|
Perhaps your relationship is going very well and you would like to make
it better, or maybe you have been going through a rough period and want to recapture the
positive feelings you used to have. All couples go through difficult periods and
have at least some trouble communicating about certain issues. Here are some general
ideas that I have found helpful in my work with couples. The problem with general
ideas, however, is that "one size does not fit all." Most couples find
it helpful to talk to a professional at one time or another, someone who can tailor the
approach to your specific needs.
Give the ideas that make sense to you a try, and set aside time to talk
on a regular basis. I like the idea of regular walks together to do this. If
you are still having trouble communicating, or it seems hard to let go of past
resentments, ask for help.
Commitment
The single best predictor of success in couples therapy is commitment
to the relationship. Of course, a couple that is committed will fight to save
their relationship. The commitment you make to each other is the foundation of the
partnership that allows you to trust enough to take the risks that promote growth.

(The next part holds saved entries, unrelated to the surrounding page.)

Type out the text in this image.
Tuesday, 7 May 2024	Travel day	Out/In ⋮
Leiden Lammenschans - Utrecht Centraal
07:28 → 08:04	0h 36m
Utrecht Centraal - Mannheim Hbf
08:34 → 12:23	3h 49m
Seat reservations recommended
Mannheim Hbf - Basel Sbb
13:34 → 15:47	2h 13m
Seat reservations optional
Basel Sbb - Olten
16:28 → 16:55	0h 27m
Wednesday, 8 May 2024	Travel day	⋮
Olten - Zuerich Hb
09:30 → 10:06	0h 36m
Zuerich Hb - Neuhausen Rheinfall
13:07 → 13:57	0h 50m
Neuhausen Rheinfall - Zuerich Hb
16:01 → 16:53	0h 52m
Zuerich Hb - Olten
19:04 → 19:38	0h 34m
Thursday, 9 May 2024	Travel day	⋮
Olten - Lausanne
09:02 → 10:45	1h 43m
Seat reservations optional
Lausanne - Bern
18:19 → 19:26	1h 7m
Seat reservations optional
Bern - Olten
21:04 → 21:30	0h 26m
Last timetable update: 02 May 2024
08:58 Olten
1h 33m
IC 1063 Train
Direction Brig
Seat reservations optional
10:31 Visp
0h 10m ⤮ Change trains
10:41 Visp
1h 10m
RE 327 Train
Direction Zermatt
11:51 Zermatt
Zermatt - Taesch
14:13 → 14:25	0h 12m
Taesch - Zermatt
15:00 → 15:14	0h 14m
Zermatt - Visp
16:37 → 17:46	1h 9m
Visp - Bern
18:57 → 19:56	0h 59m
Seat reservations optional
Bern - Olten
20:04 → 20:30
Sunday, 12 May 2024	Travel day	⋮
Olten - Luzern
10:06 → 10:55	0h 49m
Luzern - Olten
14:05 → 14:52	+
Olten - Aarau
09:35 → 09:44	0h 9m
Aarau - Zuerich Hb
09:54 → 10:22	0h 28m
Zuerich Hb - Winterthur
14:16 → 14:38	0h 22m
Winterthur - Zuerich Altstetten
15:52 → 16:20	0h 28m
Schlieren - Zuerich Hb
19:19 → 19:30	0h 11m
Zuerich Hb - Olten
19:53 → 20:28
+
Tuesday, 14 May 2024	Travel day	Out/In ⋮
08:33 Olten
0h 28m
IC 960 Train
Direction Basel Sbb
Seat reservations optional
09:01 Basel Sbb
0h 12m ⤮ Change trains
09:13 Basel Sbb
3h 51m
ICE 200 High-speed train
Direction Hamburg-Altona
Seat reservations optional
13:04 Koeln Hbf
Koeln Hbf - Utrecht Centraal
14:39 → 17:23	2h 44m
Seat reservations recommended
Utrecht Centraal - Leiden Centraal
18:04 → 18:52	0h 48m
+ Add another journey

Remind each other that you are on the same team, remembering that commitment and love
are choices that need to be made each day.
Cooperation
I often joke with the couples I see that we would never treat friends
like we treat each other, for fear of losing them. When resentment builds we
sometimes forget which team we are on. One way to express anger (and not
acknowledge what we are up to) is to cooperate less. If you are choosing to
commit to and to love your partner, it suggests you would like them to be around for
awhile. Cooperation makes sense.
Join with your partner, form an alliance to work together, and treat
each other like a friend you want to keep. Give each other the benefit of the doubt
and assume that (despite appearances) your spouse harbors only good intentions toward
you. Live up to that trust by being more sensitive to each others feelings.
Appreciate each other as you are, and express that appreciation more.
Communication Communication is much more complicated and difficult
than it appears; remember this and you will communicate better. Basic concepts to
keep in mind include:
-
Most communication is nonverbal; pay attention to how
you talk.
- Focus on understanding, rather than
trying to make a point.
- Summarize what the other person said before you
respond.
- Use "I" language and avoid accusations
through overuse of "you".
- Be patient: defined as relaxed, not
in a hurry to get anywhere else, and trusting that things will work out
OK.
- Set a higher standard; do not even speak to each other unless you can be patient and respectful
- When making a decision together... remember that how
you treat each other as you make the decision, and that you are both OK
with the decision, is more important than the decision you make...
Improving your relationship is a gradual, ongoing process that requires
tremendous patience. When you look at the divorce rate it becomes clear that only by
forming an alliance and helping each other do you stand a chance. The tools for a successful alliance are found in your
commitment, cooperation and communication.